Vancouver gives Slocum House 90-day lease extension

By Andrea Damewood
Published: January 6, 2012, 12:00am

Vancouver has granted nonprofit Slocum House Theatre Company a 90-day extension of its current lease as the two parties attempt to negotiate a new contract. The city had informed the troupe last month that it could quadruple its use fees for the historic home near Esther Short Park.

The issue pits the cash-strapped city, which says it can no longer afford to subsidize the use of the house, against the equally cash-strapped theater company, which has occupied its 50-seat theater for 46 years and says the proposed increases would cause it to fold.

Board members late last month said they were told their monthly use fee — the city doesn’t call it “rent” — would increase from $635 to $2,500 a month starting in January.

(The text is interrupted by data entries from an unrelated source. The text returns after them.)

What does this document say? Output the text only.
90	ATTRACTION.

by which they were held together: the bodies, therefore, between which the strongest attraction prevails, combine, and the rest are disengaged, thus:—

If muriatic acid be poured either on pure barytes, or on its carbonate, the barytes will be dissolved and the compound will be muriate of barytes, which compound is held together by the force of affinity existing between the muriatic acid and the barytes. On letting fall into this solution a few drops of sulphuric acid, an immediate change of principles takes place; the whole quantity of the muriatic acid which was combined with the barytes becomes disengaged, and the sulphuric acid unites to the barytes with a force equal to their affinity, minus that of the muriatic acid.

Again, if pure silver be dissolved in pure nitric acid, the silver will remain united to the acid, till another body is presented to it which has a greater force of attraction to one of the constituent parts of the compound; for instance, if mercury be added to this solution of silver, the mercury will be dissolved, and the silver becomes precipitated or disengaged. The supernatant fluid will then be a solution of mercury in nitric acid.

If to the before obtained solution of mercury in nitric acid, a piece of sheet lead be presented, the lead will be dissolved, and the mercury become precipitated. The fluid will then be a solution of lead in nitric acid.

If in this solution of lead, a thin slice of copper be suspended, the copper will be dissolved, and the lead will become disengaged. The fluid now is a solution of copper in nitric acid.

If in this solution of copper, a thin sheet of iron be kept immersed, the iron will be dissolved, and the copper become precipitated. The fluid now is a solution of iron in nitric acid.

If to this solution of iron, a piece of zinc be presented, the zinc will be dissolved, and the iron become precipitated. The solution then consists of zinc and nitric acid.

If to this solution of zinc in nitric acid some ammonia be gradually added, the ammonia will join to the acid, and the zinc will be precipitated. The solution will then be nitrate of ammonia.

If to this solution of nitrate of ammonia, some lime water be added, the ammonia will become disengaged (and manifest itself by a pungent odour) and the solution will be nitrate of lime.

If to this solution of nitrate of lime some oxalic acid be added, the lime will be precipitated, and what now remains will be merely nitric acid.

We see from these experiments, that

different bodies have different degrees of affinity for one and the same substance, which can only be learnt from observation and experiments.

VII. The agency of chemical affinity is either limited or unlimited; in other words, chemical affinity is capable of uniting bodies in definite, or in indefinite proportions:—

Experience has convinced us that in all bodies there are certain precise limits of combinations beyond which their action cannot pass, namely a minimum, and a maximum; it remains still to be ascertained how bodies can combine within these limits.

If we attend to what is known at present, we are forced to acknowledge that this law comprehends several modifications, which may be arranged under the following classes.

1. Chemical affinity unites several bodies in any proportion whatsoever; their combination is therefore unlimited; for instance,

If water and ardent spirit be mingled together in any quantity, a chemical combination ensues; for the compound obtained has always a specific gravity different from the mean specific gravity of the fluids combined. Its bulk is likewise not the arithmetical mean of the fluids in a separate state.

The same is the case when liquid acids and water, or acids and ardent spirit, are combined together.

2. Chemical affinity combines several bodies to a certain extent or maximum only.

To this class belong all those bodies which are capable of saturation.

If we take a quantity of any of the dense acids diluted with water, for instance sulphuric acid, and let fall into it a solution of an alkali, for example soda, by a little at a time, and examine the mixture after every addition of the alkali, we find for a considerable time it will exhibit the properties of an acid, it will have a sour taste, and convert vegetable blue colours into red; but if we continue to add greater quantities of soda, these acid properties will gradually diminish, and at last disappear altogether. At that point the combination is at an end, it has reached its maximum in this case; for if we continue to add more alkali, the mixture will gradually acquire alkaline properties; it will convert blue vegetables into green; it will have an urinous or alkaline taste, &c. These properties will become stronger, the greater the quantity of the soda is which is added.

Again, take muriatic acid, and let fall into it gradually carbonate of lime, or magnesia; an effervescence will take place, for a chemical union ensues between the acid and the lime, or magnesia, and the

Officials said that would cover the government’s full costs of maintaining and operating the 5,300-square-foot property.

Vancouver General Services Manager Tim Haldeman said Thursday that $2,500 figure is “floating around out there, but this number is part of discussions.”

The Slocum House and the city have plans to meet bi-weekly to work out possible solutions. The next meeting is set for Wednesday.

“We’re waiting to get back together and keep working on this,” he said.

The average cost to the city to maintain and operate the Slocum House per year is $21,660, Haldeman said. That figure, taken from an average of costs over seven years, also does not include capital repairs and improvements, which averaged $31,329 a year over the past decade.

Slocum House Theatre board member Rosina Busse declined to comment on the negotiations, except to say that they were happening and that they are private.

Theater board members said last month that any significant cost increases would sink their operation. They said it would be hard for the troupe to raise ticket prices, which range from $11 to $13 per performance, and there’s no physical space to increase the number of seats in the theater.

But the city, which has reduced its staff to the same level as in 1998 — with more layoffs in Parks and Recreation expected this month — also is struggling to make ends meet.

Vancouver Farmers Market uses a small portion of the Slocum House: It rents a 326-square foot-office at $250 a month. Jim Mains, president of the Vancouver Farmers Market board, said his group has had no discussions with the city over its lease.